• Liquidity over profitability means Q3 20e EBITDA is likely to disappoint: We estimate EPS of at least -USD 0.10/share with EBITDA down at least 66% y/y to USD 40m. We expect a slight uptick in net debt to USD 1,899mn (CapEx and FX), with net debt/EBITDA of 3.8x (trailing 12-m).    
  • Q3 is Europe’s seasonally weakest quarter; however forecast risk is higher than usual: We estimate an EBITDA margin of 4.0%, comprised of Graphic Paper at 0% (volumes -38% y/y; pricing -2% q/q) and Packaging & Specialties of 12.0% (volumes: +5% y/y; pricing -2% q/q).
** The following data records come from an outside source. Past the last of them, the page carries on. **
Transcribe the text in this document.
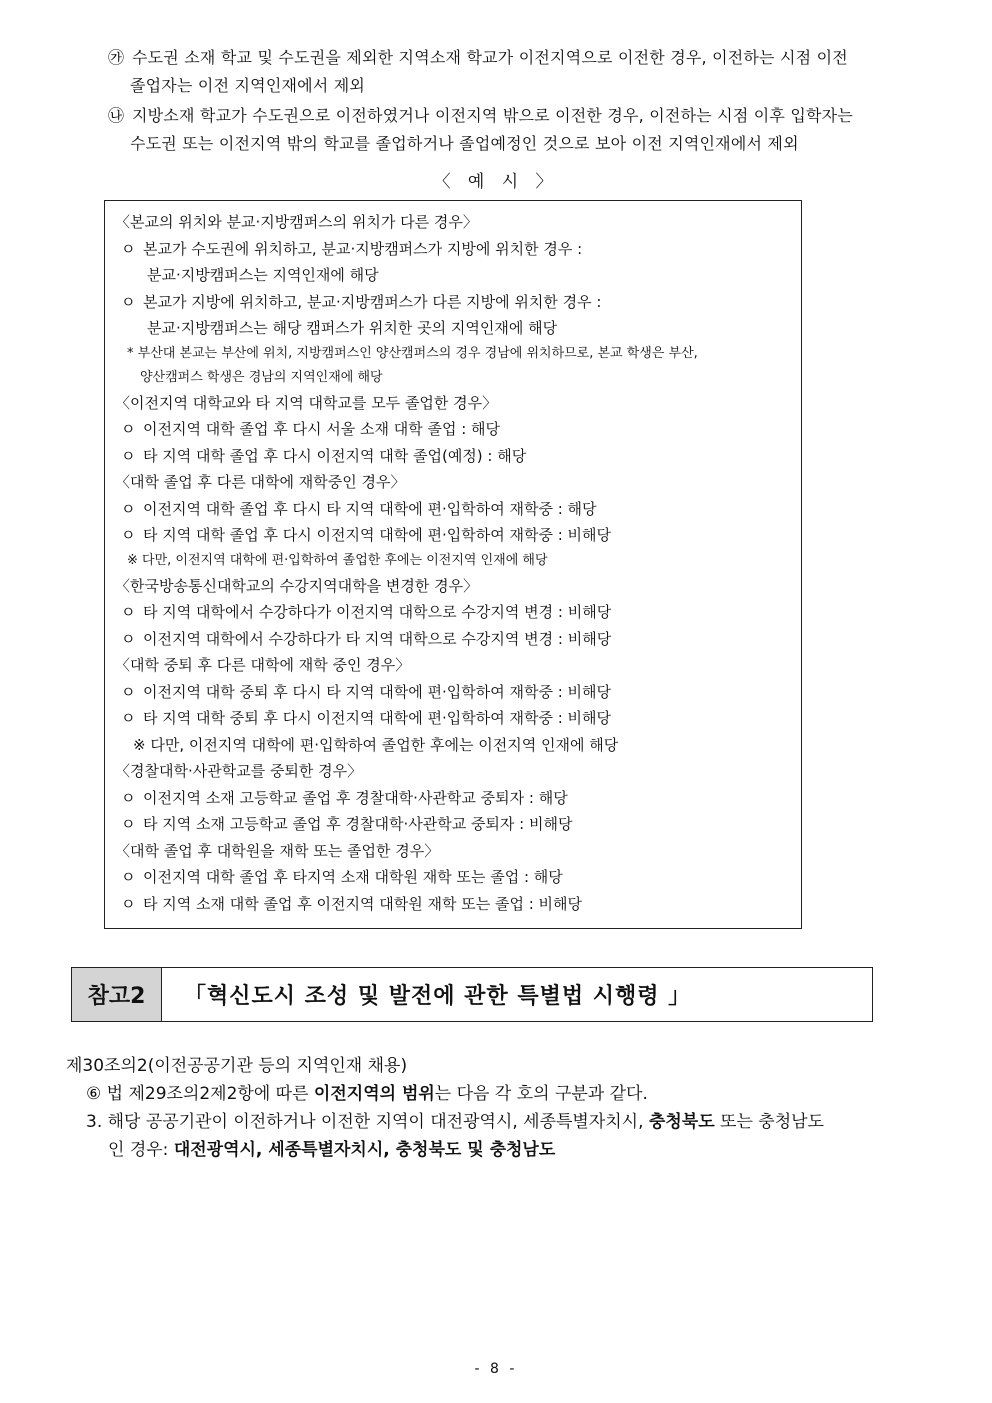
㉮ 수도권 소재 학교 및 수도권을 제외한 지역소재 학교가 이전지역으로 이전한 경우, 이전하는 시점 이전
졸업자는 이전 지역인재에서 제외
㉯ 지방소재 학교가 수도권으로 이전하였거나 이전지역 밖으로 이전한 경우, 이전하는 시점 이후 입학자는
수도권 또는 이전지역 밖의 학교를 졸업하거나 졸업예정인 것으로 보아 이전 지역인재에서 제외
〈 예 시 〉
〈본교의 위치와 분교·지방캠퍼스의 위치가 다른 경우〉
ㅇ 본교가 수도권에 위치하고, 분교·지방캠퍼스가 지방에 위치한 경우 :
분교·지방캠퍼스는 지역인재에 해당
ㅇ 본교가 지방에 위치하고, 분교·지방캠퍼스가 다른 지방에 위치한 경우 :
분교·지방캠퍼스는 해당 캠퍼스가 위치한 곳의 지역인재에 해당
* 부산대 본교는 부산에 위치, 지방캠퍼스인 양산캠퍼스의 경우 경남에 위치하므로, 본교 학생은 부산,
양산캠퍼스 학생은 경남의 지역인재에 해당
〈이전지역 대학교와 타 지역 대학교를 모두 졸업한 경우〉
ㅇ 이전지역 대학 졸업 후 다시 서울 소재 대학 졸업 : 해당
ㅇ 타 지역 대학 졸업 후 다시 이전지역 대학 졸업(예정) : 해당
〈대학 졸업 후 다른 대학에 재학중인 경우〉
ㅇ 이전지역 대학 졸업 후 다시 타 지역 대학에 편·입학하여 재학중 : 해당
ㅇ 타 지역 대학 졸업 후 다시 이전지역 대학에 편·입학하여 재학중 : 비해당
※ 다만, 이전지역 대학에 편·입학하여 졸업한 후에는 이전지역 인재에 해당
〈한국방송통신대학교의 수강지역대학을 변경한 경우〉
ㅇ 타 지역 대학에서 수강하다가 이전지역 대학으로 수강지역 변경 : 비해당
ㅇ 이전지역 대학에서 수강하다가 타 지역 대학으로 수강지역 변경 : 비해당
〈대학 중퇴 후 다른 대학에 재학 중인 경우〉
ㅇ 이전지역 대학 중퇴 후 다시 타 지역 대학에 편·입학하여 재학중 : 비해당
ㅇ 타 지역 대학 중퇴 후 다시 이전지역 대학에 편·입학하여 재학중 : 비해당
※ 다만, 이전지역 대학에 편·입학하여 졸업한 후에는 이전지역 인재에 해당
〈경찰대학·사관학교를 중퇴한 경우〉
ㅇ 이전지역 소재 고등학교 졸업 후 경찰대학·사관학교 중퇴자 : 해당
ㅇ 타 지역 소재 고등학교 졸업 후 경찰대학·사관학교 중퇴자 : 비해당
〈대학 졸업 후 대학원을 재학 또는 졸업한 경우〉
ㅇ 이전지역 대학 졸업 후 타지역 소재 대학원 재학 또는 졸업 : 해당
ㅇ 타 지역 소재 대학 졸업 후 이전지역 대학원 재학 또는 졸업 : 비해당
참고2	「혁신도시 조성 및 발전에 관한 특별법 시행령 」
제30조의2(이전공공기관 등의 지역인재 채용)
⑥ 법 제29조의2제2항에 따른 이전지역의 범위는 다음 각 호의 구분과 같다.
3. 해당 공공기관이 이전하거나 이전한 지역이 대전광역시, 세종특별자치시, 충청북도 또는 충청남도
인 경우: 대전광역시, 세종특별자치시, 충청북도 및 충청남도
- 8 -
SAP would have weighed up the benefits of furlough and unwinding coated paper inventories (USD 1m EBITDA loss = USD 2m liquidity boost).
  • North American EBITDA margin of 1.2% may be optimistic: We assume that SAP has swung max DWP to HW pulp (40kt/quarter) to reduce pulp purchases and facilitate DWP downtime. Based on this, we expect US DWP volumes (excl. Matane) to decline by 39% y/y to 44kt. In terms of CFS, we pencil in a 37% decline y/y with pricing +1% q/q. Looking forward, the potential closure of Verso’s Wisconsin Rapids mill remains a key catalyst for the segment and could mean SAP’s CFS volumes rebound to pre- COVID levels.
  • Despite the ZAR weakening by -18% q/q, SA EBITDA to come under pressure: With Lenzing and Birla (combined account for c. 90% of SAP’s DWP sales) signalling revenue drops of 30-50%, this would have forced SAP to idle one line at Saiccor and swing Ngodwana to HW pulp and increase packaging volumes. It will take time for the global textile chain to normalise and based on recent trading updates from the likes of H&M, we expect DWP demand to recover from the back end of Q2 next year.
  • Delivery of tangible fixed cost savings will be key: Based on SAP’s guidance, we estimate that up to USD 90m could be shaved off in fixed costs in H2. This equates to USd 16.5/share pre-tax savings. We note that this excludes government relief in Europe and North America (up to USD 10m per quarter).
  • Gearing likely to peak in Q2 21e: Our base case assumes that SAP’s net debt/EBITDA peaks at 5.5x by the end of Q2 21e (31 March 2021), with CapEx of USD 330m in FY 21e. Importantly, we expect net debt/EBITDA to be just below 4.5x by the end of Q3 21e (30 June 2021), the date at which SAP’s debt covenants are re-instated. We expect SAP to be below 2.0x (internal target) by FY 23e.
  • In our view, a material re-rating is capped in the ST until DWP dynamics improve: We value SAP using a SotP EV/EBITDA. On this basis, we set a 1-yr TP of ZAR 31.39/share, implying 8.0% upside. We remain NEUTRAL.